3) TIMELINES - From the issuing of the 10 day notice (April 15), to filing the RTB claim (May 3) and having the hearing (June 13), to obtaining the order of possession (June 17), obtaining the writ of possession (July 2) with the court bailiff on site (July 9) it took us exactly 100 days to evict this tenant simply for non-payment of rent from April 1. This timeline is extremely long due to a series of issues which could have easily been avoided with some basic management prior to our takeover.
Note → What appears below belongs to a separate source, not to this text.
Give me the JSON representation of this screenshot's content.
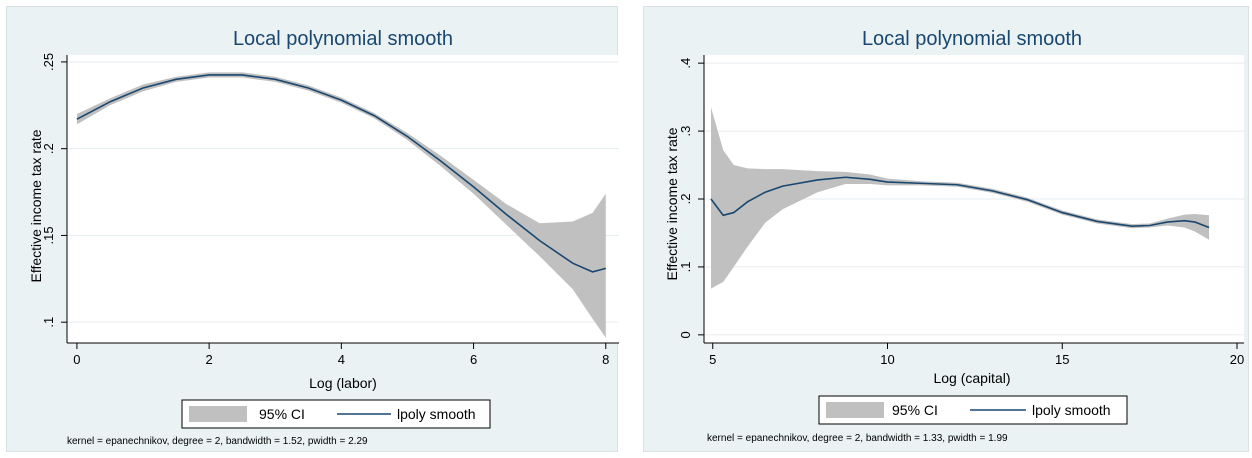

4) DILIGENCE - If we had a lease on file, contact information, any way to contact the tenant faster than sending a letter and leaving the same on their door, we could have acted faster with the 10 day notice as we could have assumed the tenant was not paying rent and had no intention to. In most cases, 10 day notices are issued in the first 5 days of the month once the bank responds with any insufficient funds (NSF) notifications. In this case, even earlier (the 2nd) as the tenant had not supplied banking information or any other form of payment. If rent goes unpaid and a 10 day notice has been mailed on the 5th, it is considered legally delivered and expired by the 22nd of the same month. Again, if we had a lease on file, we could have filed for a "direct request" in which a decision can be turned around within days rather than waiting 6 weeks for a hearing and then days (4) for the written decision and order of possession. Not having a lease on file added at least 52 days to this process which added another 7 as Sundays do not count towards service requirements, and 2 more as neither do stat holidays. 61 day delay due to not having a lease...
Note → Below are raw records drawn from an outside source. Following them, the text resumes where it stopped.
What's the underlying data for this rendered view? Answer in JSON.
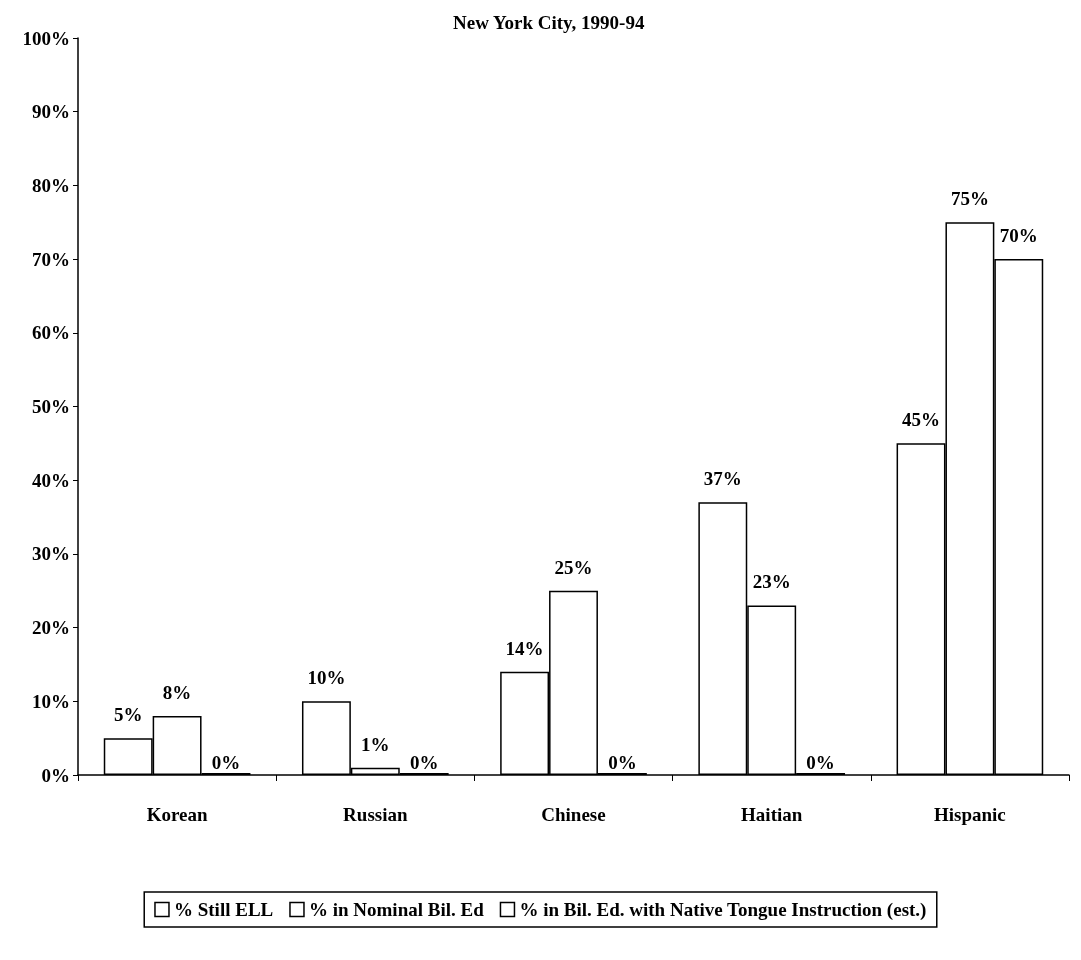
{
  "chart_data": {
    "type": "bar",
    "title": "New York City, 1990-94",
    "categories": [
      "Korean",
      "Russian",
      "Chinese",
      "Haitian",
      "Hispanic"
    ],
    "series": [
      {
        "name": "% Still ELL",
        "color": "#ffffff",
        "values": [
          5,
          10,
          14,
          37,
          45
        ],
        "value_labels": [
          "5%",
          "10%",
          "14%",
          "37%",
          "45%"
        ]
      },
      {
        "name": "% in Nominal Bil. Ed",
        "color": "#ffffff",
        "values": [
          8,
          1,
          25,
          23,
          75
        ],
        "value_labels": [
          "8%",
          "1%",
          "25%",
          "23%",
          "75%"
        ]
      },
      {
        "name": "% in Bil. Ed. with Native Tongue Instruction (est.)",
        "color": "#ffffff",
        "values": [
          0,
          0,
          0,
          0,
          70
        ],
        "value_labels": [
          "0%",
          "0%",
          "0%",
          "0%",
          "70%"
        ]
      }
    ],
    "ylim": [
      0,
      100
    ],
    "yticks": [
      {
        "value": 0,
        "label": "0%"
      },
      {
        "value": 10,
        "label": "10%"
      },
      {
        "value": 20,
        "label": "20%"
      },
      {
        "value": 30,
        "label": "30%"
      },
      {
        "value": 40,
        "label": "40%"
      },
      {
        "value": 50,
        "label": "50%"
      },
      {
        "value": 60,
        "label": "60%"
      },
      {
        "value": 70,
        "label": "70%"
      },
      {
        "value": 80,
        "label": "80%"
      },
      {
        "value": 90,
        "label": "90%"
      },
      {
        "value": 100,
        "label": "100%"
      }
    ],
    "grid": false,
    "legend": "bottom"
  }
}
5) PROCESS GOING FORWARD - Now that we have possession of the unit, it will be rented to a fully vetted tenant who has proven their ability to pay the rent, show up on time, communicate effectively, and maintain a tenant's insurance policy. There will be a lease on hand and banking information supplied to allow us to withdraw rent fund directly from their account. With a direct request available to us, if this next tenant decides to not pay the rent and we move forward with eviction, worst case scenario we are looking at 39 days before we have possession of the unit again.
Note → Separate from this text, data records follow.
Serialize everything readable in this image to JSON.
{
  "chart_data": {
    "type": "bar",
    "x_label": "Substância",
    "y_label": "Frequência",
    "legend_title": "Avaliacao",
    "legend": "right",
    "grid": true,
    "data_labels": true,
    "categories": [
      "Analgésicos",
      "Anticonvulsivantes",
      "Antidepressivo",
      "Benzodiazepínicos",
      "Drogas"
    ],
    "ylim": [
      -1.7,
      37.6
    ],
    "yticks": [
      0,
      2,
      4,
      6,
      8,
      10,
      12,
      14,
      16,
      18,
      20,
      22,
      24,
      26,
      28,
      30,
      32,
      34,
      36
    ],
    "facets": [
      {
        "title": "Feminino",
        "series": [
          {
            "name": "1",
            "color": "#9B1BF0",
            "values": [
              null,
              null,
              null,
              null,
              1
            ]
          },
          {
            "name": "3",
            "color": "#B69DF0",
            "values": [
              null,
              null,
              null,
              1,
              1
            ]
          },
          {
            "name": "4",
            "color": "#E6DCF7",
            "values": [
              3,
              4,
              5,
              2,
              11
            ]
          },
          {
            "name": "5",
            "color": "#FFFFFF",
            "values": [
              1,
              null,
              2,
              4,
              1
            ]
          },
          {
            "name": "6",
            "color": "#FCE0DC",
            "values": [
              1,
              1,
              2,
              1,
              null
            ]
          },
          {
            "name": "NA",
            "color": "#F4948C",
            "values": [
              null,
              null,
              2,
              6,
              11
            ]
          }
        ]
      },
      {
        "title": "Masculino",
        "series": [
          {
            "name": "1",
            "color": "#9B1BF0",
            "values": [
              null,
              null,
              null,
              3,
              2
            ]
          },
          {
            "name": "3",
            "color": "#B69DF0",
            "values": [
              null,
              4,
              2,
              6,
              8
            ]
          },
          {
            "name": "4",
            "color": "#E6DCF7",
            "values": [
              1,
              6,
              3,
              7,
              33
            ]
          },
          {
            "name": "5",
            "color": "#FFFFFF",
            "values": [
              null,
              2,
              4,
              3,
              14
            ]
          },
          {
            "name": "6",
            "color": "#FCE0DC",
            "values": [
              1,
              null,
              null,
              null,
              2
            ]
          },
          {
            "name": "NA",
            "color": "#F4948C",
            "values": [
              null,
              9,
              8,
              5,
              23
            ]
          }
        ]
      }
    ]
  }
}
6) RESULTS & FINANCIAL COMPARISON - Just for fun, the difference between 100 days and 39 days is financially huge:

39 days to evict:

  • $2,045.90 in missed rent ($52/day or $1,600/month)
  • With a lease and credit information of the tenant, you can attempt to collect on this amount and any damages via the RTB and small claims court. Also, in our experience, a properly vetted tenant does not pay the rent because they are unable to and they work with you on a smooth transition with little to no damage, turnover expenses, etc. When you bring an order or writ of possession to someone and explain to them that they will be removed from their home in X days against their will or they can clean up and leave on their own accord, 9 times out of 10, they do the latter saving you more money and headache for both parties.
  • Damages: $200 mailing and filling fees

Total: $2,245.90

100 days to evict:

  • $5,245.90 in missed rent ($52/day or $1,600/month)
  • Damages: $2,000 for bailiff, $3,500 for turnover expenses, $200 mailing and filling fees
  • Without a lease and credit information of the tenant, you cannot attempt to collect on this amount or any damages as you do not know who you are going after...

Total: $10,945.90

Many people voice their opinions of the RTB and how it favours tenants. As professional rental managers, we see both sides. A bad Landlord is not diligent, and is therefore punished by the "favourable system" because they cannot file some basic paperwork. These people are tasked with supplying housing to our working public and they should be held to the high standards that the RTB requires in everyday cases. For issues like non-payment of rent, I agree with the process. It is fair and balanced, you just have to run your building or rental property like a business, not an entitlement. It's easier than it sounds and important for everyone.